The Chairman of the Board is one of the independent Non-Executive Directors.
Board composition is reviewed periodically by the Board to ensure that the Non-Executive Directors between them bring the range of skills, knowledge and experience necessary to direct the Company going forward.
A former executive Director is not eligible for appointment as a Non-Executive Director until a reasonable time, as determined by the Board, after ceasing to be an executive Director.
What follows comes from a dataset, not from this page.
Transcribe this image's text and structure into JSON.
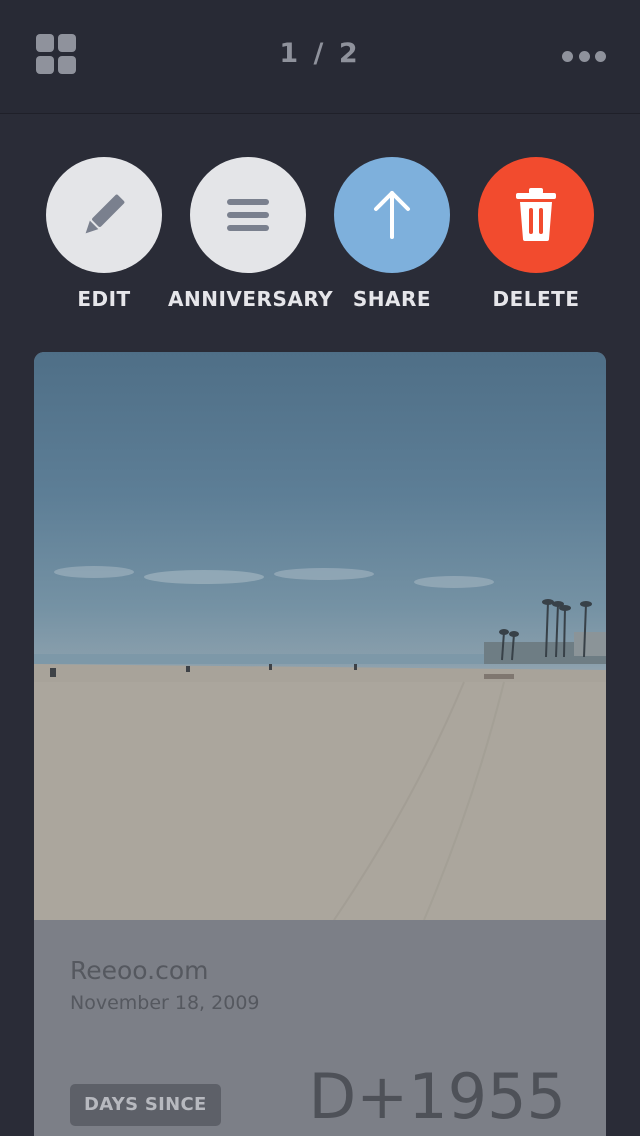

The Board is currently comprised of CEO and three Non-Executive Directors, two of whom are independent with a broad range of skills and experience from a diverse range of backgrounds.
Board/Director Processes
Non-Executive Directors collectively are expected to:
- challenge and contribute to the development of strategy
- scrutinise the performance of management against agreed objectives, and monitor the reporting of performance
- review and where appropriate, challenge proposals presented by management
- request additional information where they consider that information necessary to support informed decision-making
- take reasonable and proper steps to satisfy themselves that there are adequate and proper financial controls and systems of risk management and internal compliance, and that the controls are maintained and the systems robust
Non-Executive Directors individually are expected to:
- inform themselves diligently about the subject matter of all decisions they are called upon to make as Directors of the Company
- keep their own performance under review, taking into account their other commitments, state of health and personal situation, to determine whether they have an ongoing capacity to meet their obligations as a Director of the Company
To assist Directors to understand the Company’s expectations of them, the Non-Executive Directors have been issued with formal letters of appointment and the Executive Director has a formal employment contract governing his employment.
Meetings
The Board holds scheduled meetings not less than six times a year. The Board may at any time, and the Company Secretary must on the request of the Chairman convene an unscheduled meeting of the Board. Urgent decisions, where it is not practical to convene a meeting, may be made by resolution circulated in writing, in accordance with the Company’s Constitution.
Periodically time is allocated each year for reviewing the Company’s strategy with management.
Board and Committee papers are provided to Directors sufficiently far in advance of scheduled meetings to permit adequate preparation.
Board agendas are settled by the Chairman in conjunction with the CEO and Company Secretary and allow for a discussion period by Non-Executive Directors in the absence of management.
Meetings are convened so that, wherever possible, Directors are able to attend and participate in person. Where personal attendance by some or all Directors is not possible, meetings are convened and conducted so as to facilitate participation by audio-conference and/or videoconference.
Board Performance
The Board will undertake an annual performance evaluation that:
- reviews the performance of the Board against the requirements of this Charter
- reviews the performance of the Board Committees against the requirements of their respective Charters
- reviews the individual performances of the Chairman, the CEO and the Directors against this Charter and any key performance indicators set by the Board.